The Oatmeal’s Matthew Inman On His Powerful Ability To Raise Money For Good

After the followers of the irreverent comic site raised hundreds of thousands of dollars to help defend it from a lawsuit, Inman realized that you can catalyze online audiences for more than just clicks.

The Oatmeal’s Matthew Inman On His Powerful Ability To Raise Money For Good

Matt Inman is the brains behind all that is The Oatmeal; its sarcastic and humorous design not only makes us chuckle but has been used to inspire Inman’s cult following to donate at the drop of a hat. Our favorite Oatmeal moment came from Inman as he sought to protest a lawsuit against him. What began as a campaign to combat the suit and raise $20,000, quickly turned into an overwhelming act of philanthropy. In the end, his campaign raised over $200,000, which he donated to the National Wildlife Federation and the American Cancer Society. His second campaign, to raise money to build a museum dedicated to inventor Nikola Tesla, did just as well.


Were you surprised when you realized that you have this ability to raise a lot of money for good causes fast? We would like to know your take on why your supporters are so responsive to your requests.

I’ve seen my readers act generously upon intangible things, such as leaving comments or liking things on Facebook, but until my first Indiegogo campaign I never realized that they were so generous with their money as well. I think a big part of it was that during my first campaign I was threatened by a lawsuit and my campaign was more of an act of self defense. I didn’t want to go to court or have to pay this guy $20,000 in damages, so instead I turned villainy on its head and made it into a charitable fundraiser. When I first started the campaign, I was worried no one would donate. I thought it was too much to ask and I’d look silly after raising, like, 8 bucks. Thankfully my readers are supportive and fantastic, and we raised 1,100% of our goal.

Why is it important to have a museum dedicated to Tesla?

Tesla changed the world. He’s the father of the electric age and brought us into a second industrial revolution, but he’s unfortunately been forgotten in most history books. Building a museum is almost a way for us to retroactively honor his legacy.
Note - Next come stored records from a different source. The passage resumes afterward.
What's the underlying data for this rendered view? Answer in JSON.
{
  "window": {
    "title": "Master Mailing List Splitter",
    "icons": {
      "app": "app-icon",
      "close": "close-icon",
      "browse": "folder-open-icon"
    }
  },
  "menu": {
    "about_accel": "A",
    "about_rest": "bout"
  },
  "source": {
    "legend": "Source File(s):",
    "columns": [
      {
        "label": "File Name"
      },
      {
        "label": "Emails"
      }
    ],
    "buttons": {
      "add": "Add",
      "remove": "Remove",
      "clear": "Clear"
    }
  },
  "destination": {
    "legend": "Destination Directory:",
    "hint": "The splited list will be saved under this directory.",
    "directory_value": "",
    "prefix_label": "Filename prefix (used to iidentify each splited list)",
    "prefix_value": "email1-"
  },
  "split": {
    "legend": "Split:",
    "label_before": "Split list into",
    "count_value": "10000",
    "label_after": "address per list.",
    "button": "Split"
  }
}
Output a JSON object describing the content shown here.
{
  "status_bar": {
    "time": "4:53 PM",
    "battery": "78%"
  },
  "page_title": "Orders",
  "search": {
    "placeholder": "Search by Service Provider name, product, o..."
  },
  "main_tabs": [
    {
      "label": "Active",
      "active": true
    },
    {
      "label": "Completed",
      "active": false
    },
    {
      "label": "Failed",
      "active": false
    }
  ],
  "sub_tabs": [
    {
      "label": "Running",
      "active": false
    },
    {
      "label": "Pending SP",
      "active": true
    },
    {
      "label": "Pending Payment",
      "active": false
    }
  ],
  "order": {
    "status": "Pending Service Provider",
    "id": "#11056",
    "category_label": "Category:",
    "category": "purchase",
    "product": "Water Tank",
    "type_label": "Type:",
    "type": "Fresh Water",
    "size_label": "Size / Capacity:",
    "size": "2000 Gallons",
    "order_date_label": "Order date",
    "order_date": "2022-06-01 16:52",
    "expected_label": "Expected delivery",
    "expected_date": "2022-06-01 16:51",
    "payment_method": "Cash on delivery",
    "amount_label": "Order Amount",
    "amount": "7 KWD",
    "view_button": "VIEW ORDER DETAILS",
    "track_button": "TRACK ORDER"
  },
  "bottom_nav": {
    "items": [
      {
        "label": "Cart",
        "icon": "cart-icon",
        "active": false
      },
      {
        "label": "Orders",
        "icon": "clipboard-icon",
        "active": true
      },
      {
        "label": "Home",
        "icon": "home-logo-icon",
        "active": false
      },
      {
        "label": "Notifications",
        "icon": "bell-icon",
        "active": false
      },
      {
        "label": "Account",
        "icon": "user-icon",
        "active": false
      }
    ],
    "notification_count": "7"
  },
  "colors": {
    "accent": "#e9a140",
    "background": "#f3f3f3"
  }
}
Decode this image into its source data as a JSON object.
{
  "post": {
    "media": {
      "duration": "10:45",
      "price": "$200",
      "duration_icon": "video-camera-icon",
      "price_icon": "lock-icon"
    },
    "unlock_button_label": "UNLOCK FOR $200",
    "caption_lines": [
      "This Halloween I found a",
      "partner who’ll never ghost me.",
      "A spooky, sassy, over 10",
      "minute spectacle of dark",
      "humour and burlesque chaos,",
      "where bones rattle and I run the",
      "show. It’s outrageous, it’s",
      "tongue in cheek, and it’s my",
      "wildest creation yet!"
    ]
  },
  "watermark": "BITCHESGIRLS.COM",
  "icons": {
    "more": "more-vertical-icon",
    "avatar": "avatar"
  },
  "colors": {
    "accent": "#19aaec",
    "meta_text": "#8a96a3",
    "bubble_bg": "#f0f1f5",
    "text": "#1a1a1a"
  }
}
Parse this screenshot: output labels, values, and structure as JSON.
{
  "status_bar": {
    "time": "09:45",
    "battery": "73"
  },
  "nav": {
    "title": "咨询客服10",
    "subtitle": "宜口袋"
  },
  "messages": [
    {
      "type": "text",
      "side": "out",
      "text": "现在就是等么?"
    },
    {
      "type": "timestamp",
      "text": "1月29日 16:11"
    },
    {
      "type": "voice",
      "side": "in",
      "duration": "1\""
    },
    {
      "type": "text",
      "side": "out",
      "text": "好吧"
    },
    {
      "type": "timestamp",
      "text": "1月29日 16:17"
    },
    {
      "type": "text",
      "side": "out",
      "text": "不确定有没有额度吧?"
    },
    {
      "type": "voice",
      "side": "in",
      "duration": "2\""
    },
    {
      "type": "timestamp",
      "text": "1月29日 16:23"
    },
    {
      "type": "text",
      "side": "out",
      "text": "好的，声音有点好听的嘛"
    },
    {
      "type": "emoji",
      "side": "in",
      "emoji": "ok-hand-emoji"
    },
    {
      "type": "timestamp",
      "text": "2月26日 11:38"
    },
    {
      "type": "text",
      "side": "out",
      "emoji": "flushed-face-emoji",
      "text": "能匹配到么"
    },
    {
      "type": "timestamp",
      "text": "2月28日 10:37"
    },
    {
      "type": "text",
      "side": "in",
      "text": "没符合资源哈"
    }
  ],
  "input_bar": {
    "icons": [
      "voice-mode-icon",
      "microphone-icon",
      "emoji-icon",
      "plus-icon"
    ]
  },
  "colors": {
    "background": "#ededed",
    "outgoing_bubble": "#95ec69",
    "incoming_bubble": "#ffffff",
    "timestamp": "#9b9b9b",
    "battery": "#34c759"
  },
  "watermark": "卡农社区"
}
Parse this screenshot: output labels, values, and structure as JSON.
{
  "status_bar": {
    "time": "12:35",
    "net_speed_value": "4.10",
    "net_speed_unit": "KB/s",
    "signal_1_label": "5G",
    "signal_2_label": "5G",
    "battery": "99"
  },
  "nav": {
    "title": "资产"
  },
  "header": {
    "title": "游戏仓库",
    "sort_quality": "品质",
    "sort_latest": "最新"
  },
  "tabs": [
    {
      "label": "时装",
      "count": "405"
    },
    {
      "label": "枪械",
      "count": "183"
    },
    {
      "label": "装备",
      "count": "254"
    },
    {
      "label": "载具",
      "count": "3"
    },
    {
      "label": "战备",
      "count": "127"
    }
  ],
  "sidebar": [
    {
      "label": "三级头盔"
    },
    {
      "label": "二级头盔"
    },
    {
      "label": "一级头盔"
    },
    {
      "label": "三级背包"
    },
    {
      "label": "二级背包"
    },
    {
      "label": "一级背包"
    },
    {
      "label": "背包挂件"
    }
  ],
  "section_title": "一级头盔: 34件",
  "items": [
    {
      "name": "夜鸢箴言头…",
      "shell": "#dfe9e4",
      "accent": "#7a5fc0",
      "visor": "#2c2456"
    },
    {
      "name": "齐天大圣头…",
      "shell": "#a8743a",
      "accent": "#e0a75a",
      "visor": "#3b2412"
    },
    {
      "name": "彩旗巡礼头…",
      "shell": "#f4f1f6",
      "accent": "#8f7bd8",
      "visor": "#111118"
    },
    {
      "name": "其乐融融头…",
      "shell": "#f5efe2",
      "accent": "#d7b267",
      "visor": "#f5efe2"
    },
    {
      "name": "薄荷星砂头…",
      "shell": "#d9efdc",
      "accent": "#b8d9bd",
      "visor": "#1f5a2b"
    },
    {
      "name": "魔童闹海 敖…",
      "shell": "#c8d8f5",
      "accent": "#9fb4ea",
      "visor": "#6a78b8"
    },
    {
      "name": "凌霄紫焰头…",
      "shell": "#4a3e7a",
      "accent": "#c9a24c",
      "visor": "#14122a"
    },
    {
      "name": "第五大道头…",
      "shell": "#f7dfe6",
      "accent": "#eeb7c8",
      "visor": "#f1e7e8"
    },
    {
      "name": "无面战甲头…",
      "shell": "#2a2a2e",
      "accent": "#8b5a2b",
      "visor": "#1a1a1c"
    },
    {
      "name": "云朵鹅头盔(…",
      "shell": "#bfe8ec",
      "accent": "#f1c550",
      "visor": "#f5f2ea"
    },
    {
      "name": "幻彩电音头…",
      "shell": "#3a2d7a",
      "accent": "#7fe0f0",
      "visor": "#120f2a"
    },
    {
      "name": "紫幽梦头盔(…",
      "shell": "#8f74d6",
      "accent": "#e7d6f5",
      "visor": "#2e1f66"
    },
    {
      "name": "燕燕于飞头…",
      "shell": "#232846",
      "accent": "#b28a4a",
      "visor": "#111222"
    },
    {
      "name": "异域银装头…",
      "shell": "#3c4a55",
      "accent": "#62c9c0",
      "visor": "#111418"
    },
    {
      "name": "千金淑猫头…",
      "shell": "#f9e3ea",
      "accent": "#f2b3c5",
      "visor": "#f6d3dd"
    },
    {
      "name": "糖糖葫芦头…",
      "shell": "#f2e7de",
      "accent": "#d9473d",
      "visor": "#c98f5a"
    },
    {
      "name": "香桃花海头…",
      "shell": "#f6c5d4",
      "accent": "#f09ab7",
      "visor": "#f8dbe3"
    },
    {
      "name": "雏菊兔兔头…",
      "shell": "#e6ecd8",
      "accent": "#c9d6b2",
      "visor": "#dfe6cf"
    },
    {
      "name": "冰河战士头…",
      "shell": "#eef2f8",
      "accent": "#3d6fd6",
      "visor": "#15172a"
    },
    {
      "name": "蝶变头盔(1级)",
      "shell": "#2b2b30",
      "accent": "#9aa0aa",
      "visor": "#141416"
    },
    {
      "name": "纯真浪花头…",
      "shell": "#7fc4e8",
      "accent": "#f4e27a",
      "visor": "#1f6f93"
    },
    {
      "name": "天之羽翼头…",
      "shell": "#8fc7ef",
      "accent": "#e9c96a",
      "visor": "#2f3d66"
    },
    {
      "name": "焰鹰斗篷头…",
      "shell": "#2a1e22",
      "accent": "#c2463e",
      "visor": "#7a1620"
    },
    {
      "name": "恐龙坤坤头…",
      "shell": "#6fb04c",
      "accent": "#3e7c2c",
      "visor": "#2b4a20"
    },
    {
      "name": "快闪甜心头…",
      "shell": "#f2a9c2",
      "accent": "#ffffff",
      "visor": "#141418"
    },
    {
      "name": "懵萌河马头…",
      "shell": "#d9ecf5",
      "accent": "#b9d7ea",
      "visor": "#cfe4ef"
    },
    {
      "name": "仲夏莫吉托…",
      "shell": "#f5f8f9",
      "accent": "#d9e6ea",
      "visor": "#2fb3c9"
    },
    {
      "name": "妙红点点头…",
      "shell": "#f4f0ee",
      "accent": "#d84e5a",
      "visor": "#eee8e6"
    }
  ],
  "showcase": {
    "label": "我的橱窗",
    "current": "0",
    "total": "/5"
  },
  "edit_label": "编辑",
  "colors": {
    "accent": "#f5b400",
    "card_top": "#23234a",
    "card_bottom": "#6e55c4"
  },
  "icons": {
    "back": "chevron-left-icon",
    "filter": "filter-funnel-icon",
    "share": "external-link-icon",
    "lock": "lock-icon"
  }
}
Furthermore, there’s no Tesla Museum in the United States, and Tesla frequently stated that he considered himself a proud American and this is where almost all his major accomplishments took place. In short: it’s a way for people on the Internet to right a wrong. Tesla was forgotten, but building a museum is almost a collective way for us all to say “Sorry we were jerks, Tesla,” even 70 years after his death.

This is the latest post in a series on generosity, in conjunction with Catchafire.

Last month we covered Edward Norton and his micro funding platform Crowdrise. They’re pretty funny, too. How do you think humor affects generosity?

Everything is more likable when it’s funny, even philanthropy. I’ve found that if I have an important message or idea I want to convey to my readers, the best way is to make the message as simple as possible and then saturate it with jokes about constipated goats, flamethrowers… things like that.

When did you realize your career as a designer would be focused on giving back?


I started talking to the National Wildlife Federation more than two years ago about doing some kind of collaborative campaign to raise money for their cause, but I couldn’t figure out the best way to do it so I kept putting it off. My first book was titled 5 Very Good Reasons To Punch a Dolphin In The Mouth, so I thought about having some kind of game on my website where every time you dragon-kick an endangered species, I would donate X amount to charity. But the real moment came after I got sued and we raised all that money for the NWF and the American Cancer Society; that’s when I truly realized I could use my powers for good.

Who inspires you most with their generosity?

I grew up hating Bill Gates, because I grew up hating Microsoft Windows. I was a programmer when I was young, and everything Microsoft created was considered an extension of their “evil empire” that put out bad software and monopolized the market. A few years ago, however, I started following Gates’ work in philanthropy; particularly his fight against malaria. It’s inspiring to see someone with so much wealth and influence making a difference that actually saves millions of lives. Gates doesn’t need good PR, and he certainly doesn’t need money. He’s doing it because he sincerely wants to make the world a better place.

On a more personal note, my sister is one of the most generous people I’ve ever met. She’s got two biological kids and five adopted ones–seven kids in total. I think she’s a 25% insane person and 75% kind-hearted.